Our flight was still delayed. They’d found a “replacement plane” in Dallas, so we were waiting for it to arrive from Texas. It finally did. We wouldn’t be in Providence until almost 10 PM, but we were on our way.
Our flight attendant was so young and so inexperienced (and yet so sweet and earnest) that the woman next to us wondered if this was a joke and if there were cameras on the plane to record it.
It did have that vibe. Or maybe we were all so tired we were hallucinating.
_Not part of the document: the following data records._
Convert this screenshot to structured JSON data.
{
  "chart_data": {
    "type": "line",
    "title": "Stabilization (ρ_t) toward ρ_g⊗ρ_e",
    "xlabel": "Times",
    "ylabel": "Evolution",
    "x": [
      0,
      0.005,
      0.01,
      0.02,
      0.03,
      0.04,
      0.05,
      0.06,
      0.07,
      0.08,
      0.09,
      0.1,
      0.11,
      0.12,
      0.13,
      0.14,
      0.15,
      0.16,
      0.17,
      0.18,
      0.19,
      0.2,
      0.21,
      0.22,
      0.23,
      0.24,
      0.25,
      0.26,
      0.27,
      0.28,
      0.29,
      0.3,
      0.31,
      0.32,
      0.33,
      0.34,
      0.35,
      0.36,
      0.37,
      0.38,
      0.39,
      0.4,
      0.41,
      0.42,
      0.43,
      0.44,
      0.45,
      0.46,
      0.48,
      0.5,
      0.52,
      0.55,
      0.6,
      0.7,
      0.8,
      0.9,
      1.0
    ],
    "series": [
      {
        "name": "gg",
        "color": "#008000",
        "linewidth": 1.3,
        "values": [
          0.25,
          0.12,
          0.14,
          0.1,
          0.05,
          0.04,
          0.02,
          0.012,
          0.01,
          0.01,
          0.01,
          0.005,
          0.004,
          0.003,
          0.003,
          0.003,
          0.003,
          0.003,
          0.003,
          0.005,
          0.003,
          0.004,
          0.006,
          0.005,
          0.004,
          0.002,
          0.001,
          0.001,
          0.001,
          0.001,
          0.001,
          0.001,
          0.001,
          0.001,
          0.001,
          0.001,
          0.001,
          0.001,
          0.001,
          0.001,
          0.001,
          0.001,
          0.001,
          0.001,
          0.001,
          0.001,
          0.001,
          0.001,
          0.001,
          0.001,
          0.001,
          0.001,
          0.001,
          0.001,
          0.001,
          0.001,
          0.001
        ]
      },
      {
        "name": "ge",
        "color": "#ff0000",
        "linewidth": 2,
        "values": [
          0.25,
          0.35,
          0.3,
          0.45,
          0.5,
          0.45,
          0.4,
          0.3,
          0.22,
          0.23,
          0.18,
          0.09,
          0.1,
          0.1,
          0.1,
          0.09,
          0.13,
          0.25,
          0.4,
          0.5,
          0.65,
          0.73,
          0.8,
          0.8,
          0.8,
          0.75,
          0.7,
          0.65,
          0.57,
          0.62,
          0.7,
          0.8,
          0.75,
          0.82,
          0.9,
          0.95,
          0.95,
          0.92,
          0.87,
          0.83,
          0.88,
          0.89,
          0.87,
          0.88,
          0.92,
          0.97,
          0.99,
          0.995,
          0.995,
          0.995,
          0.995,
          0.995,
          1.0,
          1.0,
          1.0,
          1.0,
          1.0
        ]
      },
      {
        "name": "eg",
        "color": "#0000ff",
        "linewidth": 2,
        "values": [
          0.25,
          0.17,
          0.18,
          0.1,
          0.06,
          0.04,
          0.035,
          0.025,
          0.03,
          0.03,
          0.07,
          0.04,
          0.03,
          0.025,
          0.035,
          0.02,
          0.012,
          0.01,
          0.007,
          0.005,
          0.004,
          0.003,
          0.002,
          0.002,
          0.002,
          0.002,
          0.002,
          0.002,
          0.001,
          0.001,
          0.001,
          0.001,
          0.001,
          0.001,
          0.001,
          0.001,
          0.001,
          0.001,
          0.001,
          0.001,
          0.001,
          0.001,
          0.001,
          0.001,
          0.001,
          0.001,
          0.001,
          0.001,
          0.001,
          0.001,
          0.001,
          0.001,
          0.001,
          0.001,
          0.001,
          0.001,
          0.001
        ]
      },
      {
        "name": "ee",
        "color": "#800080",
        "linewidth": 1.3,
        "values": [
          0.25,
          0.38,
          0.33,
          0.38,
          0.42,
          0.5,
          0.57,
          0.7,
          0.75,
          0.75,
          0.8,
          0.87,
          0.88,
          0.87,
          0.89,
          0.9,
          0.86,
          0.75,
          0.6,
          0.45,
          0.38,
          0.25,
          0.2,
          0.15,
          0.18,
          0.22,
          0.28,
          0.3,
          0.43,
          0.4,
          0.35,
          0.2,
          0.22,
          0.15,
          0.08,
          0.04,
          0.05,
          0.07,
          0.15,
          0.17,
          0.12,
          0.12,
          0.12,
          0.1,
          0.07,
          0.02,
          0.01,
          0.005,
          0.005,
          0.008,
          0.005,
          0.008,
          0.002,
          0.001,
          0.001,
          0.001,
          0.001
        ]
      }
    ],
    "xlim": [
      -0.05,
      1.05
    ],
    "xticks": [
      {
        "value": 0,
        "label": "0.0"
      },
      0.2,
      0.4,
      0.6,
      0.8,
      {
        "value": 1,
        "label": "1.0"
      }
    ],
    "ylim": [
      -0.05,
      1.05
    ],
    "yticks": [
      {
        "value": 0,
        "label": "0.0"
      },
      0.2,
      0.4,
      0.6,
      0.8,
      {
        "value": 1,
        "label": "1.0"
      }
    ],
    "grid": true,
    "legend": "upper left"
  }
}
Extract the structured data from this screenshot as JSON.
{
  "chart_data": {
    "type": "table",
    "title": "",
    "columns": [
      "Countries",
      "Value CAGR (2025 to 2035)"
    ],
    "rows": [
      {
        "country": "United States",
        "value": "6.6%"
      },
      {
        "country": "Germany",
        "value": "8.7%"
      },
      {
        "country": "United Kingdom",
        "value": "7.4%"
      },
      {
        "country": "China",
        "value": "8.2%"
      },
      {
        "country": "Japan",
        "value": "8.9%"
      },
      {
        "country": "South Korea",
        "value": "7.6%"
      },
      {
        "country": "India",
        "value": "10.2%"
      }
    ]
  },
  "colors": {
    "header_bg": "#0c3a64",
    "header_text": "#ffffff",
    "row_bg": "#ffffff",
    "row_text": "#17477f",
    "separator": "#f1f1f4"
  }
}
Once the flight landed and we’d rented a cart and retrieved our luggage, it was time to take an elevator to the third floor and begin the mile-long trek to the rental cars. Once we’d arrived there the Dollar attendant told us to pick any car we wanted, so Banjo Man’s eyes lit up when he saw the mini vans. Three mini vans later we still hadn’t figured out how to put the seats down flat (we had some very heavy suitcases!!), so the attendant was asked to help.
Poor Banjo Man.
The van’s brakes were very tight, so we lurched and lunged across the parking lot to the exit ramp, with Banjo Man swearing and me bracing myself against the dashboard.
“It’s never easy,” Banjo Man muttered, and we both recalled the late night flights with the snow and below-zero cold temps and dead battery and ear infection and lost car keys and missing parking receipts.
But we made it home. Safely. And that’s a good thing!!!!